Nevertheless, if every bank and building society says no, and someone is determined to get, or - as is more often the case - stay, on the property ladder, borrowing from a sub-prime lender is one way that they can re-establish a healthy repayment record.

After a few years of making repayments on time, they should be able to switch to a lower interest mortgage with a mainstream lender. This is the theory, at least, as the market is still relatively new here.

Start Mortgages, which has been in business for just over two years, is the dominant player in the market with 6,500 customers. "They're not going to be at Start for life," says Ingram.

GE Money has been in the market for four years. Its managing director, Eoin Lynam, says "quite a few" of its customers have moved on to prime rates.

It is a myth that sub-prime lenders are raking in profits off the backs of people trapped in debt, Lynam adds. "Yes, the price is higher, but the costs are higher too. The perception is that it's more profitable, and it is a nice business to be in, but the defaults are higher too," he says.
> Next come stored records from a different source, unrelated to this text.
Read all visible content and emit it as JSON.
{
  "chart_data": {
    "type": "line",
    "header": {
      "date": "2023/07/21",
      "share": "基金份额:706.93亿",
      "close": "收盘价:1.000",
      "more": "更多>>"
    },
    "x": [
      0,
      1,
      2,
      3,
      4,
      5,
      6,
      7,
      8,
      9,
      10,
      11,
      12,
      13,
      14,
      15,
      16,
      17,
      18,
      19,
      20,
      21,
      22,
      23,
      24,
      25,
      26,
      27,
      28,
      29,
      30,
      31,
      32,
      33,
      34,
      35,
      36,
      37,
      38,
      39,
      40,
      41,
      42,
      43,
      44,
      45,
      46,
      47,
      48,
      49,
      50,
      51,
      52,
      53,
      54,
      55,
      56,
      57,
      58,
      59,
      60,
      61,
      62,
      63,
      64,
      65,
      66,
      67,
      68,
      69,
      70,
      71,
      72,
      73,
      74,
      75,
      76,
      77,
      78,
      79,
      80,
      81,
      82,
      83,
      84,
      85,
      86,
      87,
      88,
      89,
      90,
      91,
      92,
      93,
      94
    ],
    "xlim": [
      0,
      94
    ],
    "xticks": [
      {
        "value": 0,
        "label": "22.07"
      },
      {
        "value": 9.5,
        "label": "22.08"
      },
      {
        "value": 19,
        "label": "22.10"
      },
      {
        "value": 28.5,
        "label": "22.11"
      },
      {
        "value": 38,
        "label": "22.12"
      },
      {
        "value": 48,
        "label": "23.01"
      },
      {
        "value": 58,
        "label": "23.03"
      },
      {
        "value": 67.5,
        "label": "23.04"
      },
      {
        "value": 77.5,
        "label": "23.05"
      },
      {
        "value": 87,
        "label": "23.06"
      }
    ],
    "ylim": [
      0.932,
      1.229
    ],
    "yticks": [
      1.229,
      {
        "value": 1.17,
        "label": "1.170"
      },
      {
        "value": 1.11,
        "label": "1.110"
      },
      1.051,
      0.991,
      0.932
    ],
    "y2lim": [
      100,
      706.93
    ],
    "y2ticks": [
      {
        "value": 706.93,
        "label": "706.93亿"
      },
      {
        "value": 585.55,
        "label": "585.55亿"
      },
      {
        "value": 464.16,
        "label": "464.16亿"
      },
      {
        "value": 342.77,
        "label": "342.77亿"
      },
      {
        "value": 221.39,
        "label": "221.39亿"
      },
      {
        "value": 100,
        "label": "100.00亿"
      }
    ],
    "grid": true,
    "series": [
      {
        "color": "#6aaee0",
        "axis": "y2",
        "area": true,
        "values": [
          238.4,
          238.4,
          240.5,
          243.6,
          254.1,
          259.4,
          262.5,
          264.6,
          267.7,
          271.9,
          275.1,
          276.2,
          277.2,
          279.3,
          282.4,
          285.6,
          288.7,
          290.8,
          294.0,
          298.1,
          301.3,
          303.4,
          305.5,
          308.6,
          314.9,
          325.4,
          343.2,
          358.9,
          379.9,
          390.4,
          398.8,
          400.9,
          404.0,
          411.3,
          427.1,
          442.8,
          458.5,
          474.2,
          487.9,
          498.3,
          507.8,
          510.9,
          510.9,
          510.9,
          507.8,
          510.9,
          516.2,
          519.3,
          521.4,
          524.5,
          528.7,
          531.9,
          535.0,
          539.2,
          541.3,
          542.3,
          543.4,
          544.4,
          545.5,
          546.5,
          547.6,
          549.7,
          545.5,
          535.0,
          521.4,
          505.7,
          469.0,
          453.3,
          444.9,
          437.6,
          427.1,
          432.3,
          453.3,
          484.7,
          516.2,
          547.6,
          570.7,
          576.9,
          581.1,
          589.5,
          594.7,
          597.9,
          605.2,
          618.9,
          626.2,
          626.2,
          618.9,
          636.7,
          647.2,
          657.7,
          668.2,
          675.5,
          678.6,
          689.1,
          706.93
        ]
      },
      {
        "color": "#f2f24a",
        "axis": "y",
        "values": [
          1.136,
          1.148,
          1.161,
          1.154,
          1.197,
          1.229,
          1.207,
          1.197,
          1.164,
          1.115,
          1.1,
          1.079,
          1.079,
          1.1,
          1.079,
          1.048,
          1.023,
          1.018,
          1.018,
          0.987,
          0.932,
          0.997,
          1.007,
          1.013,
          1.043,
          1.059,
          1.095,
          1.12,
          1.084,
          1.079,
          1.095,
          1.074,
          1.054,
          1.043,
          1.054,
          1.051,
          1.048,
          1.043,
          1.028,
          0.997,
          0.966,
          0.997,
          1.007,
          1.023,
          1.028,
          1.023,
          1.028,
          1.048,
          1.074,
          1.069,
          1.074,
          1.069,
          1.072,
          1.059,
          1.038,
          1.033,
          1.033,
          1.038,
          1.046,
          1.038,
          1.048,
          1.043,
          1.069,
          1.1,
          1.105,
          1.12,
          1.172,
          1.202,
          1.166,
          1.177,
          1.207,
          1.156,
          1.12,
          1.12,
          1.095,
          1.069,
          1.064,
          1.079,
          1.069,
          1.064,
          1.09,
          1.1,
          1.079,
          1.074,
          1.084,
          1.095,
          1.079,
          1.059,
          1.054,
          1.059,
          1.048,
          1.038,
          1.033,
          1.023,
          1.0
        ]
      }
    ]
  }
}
What about the charge that sub-prime lenders are only exacerbating the debt problems of the over-indebted?

People looking for a sub-prime loan are often already repaying about five loans, according to GE Money. Some of them even manage to lower their monthly repayments by rolling in high-rate credit card and personal loan debt into the mortgage.

"It's not in our interest to lend people money that they can't afford to repay," says Ingram.

At Start, the average loan-to-value (LTV) - the percentage of the property value that the lender will advance - is 64 per cent, he says. "We only go up to 90 per cent and that is only for people who have no arrears or minimum historical arrears."

This contrasts with the 100 per cent finance available to first-time buyers and LTVs of 125 per cent available in other countries.

In the US, penal redemption fees also apply when the borrower exits their loan, Ingram adds, making it difficult for people with impaired credit records to get out of the sub-prime market.

There are application fees to contend with here, however. Start says it has stopped dealing with one mortgage broker, which charged what Ingram calls a "heinous" application fee of €5,000. Fees of about €750 are more standard, he adds, while GE Money has an arrangement fee of 0.5 per cent of the loan. Breakage fees will apply to fixed-rate loans.

Sub-prime lenders are regulated as credit institutions and are subject to the Consumer Credit Act. Start says it has also discussed its operations with the financial regulator and is applying the provisions of its consumer protection code.

Although defaults in the sub-prime market are more common - arrears are about four times higher, according to Ingram - it is wrong to assume that people who have had credit problems in the past are reckless with money, he says. Often people slide into arrears on their mortgage because of an illness in the family, a redundancy or a marriage break-up. Failed entrepreneurs also rank among sub-prime lenders' clients.

"We see a lot of people who tried out a business idea and it just didn't work out. They might have a judgment against them for €30,000 or €40,000 and they're now PAYE, so they will never claw that money back," says Ingram. "They made a mistake. They've got a good salary now, but there is a stigma attached to their past failure."

About 30 per cent of Start's customers are self-employed people who self-certify their income, while 20 per cent have seasonal or irregular income. The other half comprises people who are in arrears on loans or who have been in the past. About 70-80 per cent of the loans are remortgages.

GE Money, meanwhile, has found that high-income individuals account for a significant chunk of its customers. About 15 per cent are earning more than €65,000 - more than twice the national average wage.

Both the companies in the sub-prime game and the mainstream lenders hoping for a slice of the market seem sure of one thing: that no matter how difficult it is to get on the property ladder and no matter how much it costs, most Irish people would rather put up with the burden of a mortgage than spend the rest of their lives renting.